Introduction to the Transcript Discovery Plugin
Leif Schauser, PhD, Director Product Management Genome Analysis Bioinformatics – CLC
Transcript discovery using RNA-seq is an important step in refining eukaryotic genome annotation by complementing in-silico gene predictions with experimental evidence for genes, transcripts, splice variants, and their expression levels. Best practice is to include evidence from both long- and short-read NGS data, which reduces challenges stemming from inference of transcripts and their splice variants from partial observations or rarely used splice junctions resulting in read-through events.
The new Transcript Discovery Plugin for CLC Genomics Workbench and the CLC Genomics Server allows joint analysis of both long PacBio and short Illumina reads from RNA-seq libraries. The plugin works by mapping RNA-Seq sequencing reads to a genomic reference while permitting large-gap alignments (to account for introns), followed by a transcript discovery process where transcripts and genes are inferred from the read mappings. If genome annotations already exist for the genome at hand, these can be updated based on the experimental evidence from the RNA-seq data, thus generating new transcript and gene annotation tracks.
Central to the Transcript Discovery Plugin is the Large Gap Read Mapping step, which models the presence of introns in the genome reference sequence, but are expected to be absent from the corresponding transcriptome. RNAseq reads are iteratively mapped to the reference genome using the CLC Genomics Workbench read mapper. The Transcript Discovery step then predicts genes, transcripts, and coding regions (CDS) from the read mapping results, while considering prior knowledge on gene and transcript models and the coding potential of predictions. The estimation is also aided by several filters applied to the mapped reads, such that coverage, splice evidence and splice signatures are considered, while duplicated, non-specific matching, read-through and chimeric reads are disregarded.
Rich tables of predicted features with columns describing their various evidences can be viewed as genome tracks and inspected together with the read mappings.
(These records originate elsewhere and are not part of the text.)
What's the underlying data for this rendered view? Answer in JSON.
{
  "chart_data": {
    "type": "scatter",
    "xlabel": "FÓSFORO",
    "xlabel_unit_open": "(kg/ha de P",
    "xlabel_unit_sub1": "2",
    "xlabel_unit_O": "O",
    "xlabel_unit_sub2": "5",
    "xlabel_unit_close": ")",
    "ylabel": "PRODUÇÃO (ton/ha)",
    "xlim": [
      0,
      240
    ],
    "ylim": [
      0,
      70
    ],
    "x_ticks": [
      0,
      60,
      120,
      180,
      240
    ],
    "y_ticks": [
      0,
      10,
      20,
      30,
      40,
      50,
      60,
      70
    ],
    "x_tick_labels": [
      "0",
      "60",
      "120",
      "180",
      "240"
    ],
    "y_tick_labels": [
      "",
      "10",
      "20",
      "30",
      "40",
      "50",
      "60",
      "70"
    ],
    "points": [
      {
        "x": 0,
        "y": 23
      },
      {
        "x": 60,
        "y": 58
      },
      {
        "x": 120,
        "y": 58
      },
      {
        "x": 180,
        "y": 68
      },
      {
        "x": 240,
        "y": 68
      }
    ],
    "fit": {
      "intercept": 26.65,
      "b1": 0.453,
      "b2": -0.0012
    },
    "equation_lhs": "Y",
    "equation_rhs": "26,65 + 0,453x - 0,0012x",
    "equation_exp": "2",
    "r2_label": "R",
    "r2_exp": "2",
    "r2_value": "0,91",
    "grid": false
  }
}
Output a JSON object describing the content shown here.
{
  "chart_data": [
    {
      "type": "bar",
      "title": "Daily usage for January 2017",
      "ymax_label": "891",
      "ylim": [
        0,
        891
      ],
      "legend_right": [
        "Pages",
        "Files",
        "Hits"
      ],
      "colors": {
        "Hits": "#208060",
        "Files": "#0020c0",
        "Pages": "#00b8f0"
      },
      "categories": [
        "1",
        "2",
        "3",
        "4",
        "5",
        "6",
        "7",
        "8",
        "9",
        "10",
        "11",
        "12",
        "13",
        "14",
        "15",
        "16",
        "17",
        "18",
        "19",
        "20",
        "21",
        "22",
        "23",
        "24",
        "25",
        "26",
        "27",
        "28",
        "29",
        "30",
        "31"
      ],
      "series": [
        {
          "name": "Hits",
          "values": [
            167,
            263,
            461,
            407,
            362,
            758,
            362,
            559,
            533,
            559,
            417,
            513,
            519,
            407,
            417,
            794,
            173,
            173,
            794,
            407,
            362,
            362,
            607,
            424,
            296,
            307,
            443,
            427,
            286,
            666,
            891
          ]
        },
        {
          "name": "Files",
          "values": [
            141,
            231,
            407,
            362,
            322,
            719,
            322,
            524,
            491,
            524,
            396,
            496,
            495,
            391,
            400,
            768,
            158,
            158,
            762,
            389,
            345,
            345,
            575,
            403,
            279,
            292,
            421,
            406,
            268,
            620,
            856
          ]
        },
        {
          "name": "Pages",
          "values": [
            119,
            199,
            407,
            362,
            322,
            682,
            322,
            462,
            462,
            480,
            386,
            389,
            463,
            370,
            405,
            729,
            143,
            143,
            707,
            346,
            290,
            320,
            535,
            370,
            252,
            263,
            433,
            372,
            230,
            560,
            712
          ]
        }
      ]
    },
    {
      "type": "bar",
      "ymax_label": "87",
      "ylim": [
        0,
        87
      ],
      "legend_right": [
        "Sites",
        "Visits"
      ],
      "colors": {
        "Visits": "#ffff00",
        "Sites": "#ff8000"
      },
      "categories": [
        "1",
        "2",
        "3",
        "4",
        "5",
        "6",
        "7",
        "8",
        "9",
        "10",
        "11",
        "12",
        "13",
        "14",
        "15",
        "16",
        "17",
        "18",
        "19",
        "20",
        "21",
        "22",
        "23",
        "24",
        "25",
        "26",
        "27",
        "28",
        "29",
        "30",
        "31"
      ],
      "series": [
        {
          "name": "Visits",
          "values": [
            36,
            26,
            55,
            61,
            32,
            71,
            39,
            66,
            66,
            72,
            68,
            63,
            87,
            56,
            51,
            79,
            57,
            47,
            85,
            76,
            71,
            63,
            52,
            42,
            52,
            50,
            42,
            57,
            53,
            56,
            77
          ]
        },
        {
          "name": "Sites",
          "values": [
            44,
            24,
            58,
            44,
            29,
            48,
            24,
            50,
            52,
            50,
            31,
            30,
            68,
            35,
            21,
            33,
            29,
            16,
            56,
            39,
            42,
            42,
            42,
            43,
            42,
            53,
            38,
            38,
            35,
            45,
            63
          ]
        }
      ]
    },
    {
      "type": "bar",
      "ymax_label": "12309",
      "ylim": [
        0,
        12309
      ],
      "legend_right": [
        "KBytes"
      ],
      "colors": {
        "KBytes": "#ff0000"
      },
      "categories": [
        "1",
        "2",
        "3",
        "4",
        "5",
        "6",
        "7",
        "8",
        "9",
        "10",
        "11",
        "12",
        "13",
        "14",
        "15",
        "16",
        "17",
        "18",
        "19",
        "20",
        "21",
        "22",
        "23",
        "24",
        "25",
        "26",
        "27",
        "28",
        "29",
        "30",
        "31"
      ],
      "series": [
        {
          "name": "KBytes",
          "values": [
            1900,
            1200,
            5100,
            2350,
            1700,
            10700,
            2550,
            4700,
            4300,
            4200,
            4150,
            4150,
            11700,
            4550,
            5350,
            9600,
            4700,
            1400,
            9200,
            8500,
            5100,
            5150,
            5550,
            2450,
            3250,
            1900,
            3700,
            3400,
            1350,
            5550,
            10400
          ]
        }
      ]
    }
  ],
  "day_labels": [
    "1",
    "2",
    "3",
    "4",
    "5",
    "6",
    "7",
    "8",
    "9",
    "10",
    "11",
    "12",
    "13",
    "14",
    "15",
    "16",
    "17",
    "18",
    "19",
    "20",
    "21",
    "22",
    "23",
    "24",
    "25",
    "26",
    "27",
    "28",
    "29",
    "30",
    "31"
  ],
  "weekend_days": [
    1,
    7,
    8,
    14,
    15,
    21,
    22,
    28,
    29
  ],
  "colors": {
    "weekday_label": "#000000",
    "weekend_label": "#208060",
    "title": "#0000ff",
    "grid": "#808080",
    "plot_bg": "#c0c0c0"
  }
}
Furthermore, examination of the Rejected Events table can lead to insights on filtering settings that can be fine-tuned until sensitivity and specificity are in balance. An example of some of the output from this plugin can be seen in Figure 1.
The Transcript Discovery Plugin for the CLC Genomics Workbench comes with a fully documented manual and a quick-start tutorial. The manual both documents the use of the plugin, and contains tips on how to obtain the best results by a) optimizing the sequence in which iterative analysis steps are performed and b) conducting combined versus sequential processing of multiple replicates and tissues of origin.
The quick-start tutorial provides a step-by-step guide to performing RNA transcript discovery from your RNA-seq libraries. Part of a recently published dataset (1) containing both PacBio and Illumina reads from the Wild Strawberry Fragaria vesca is provided in the tutorial, which can be used to re-annotated the reference genome. In their paper, Li et al., 2018 annotated approximately 33,000 genes using the full dataset (available from SRA). To enable users to walk through the tutorial on a broad-range of computers, we provide a link to a smaller subset of the reads. Nonetheless, these still are enough to annotated over 14,000 genes, including several new genes and transcripts that were not presented in the original paper.
The Transcript Discovery Plugin is a free add-on for the CLC Genomics Workbench that provides an easy-to-use tool-set for evidence-based RNA-seq annotation of genomes. The plugin can be downloaded and installed directly from within the Plugin Manager CLC Genomics Workbench. Alternatively, an installer file can be download from our Workbench Plugins page, where a CLC Genomics Server version of the plugin is also available.
- Li Y, Wei W, Feng J, Luo H, Pi M, Liu Z, Kang C. Genome re-annotation of the wild strawberry Fragaria vesca using extensive Illumina- and SMRT-based RNA-seq datasets. DNA Res. 2017 Sep 23. doi: 10.1093/dnares/dsx038.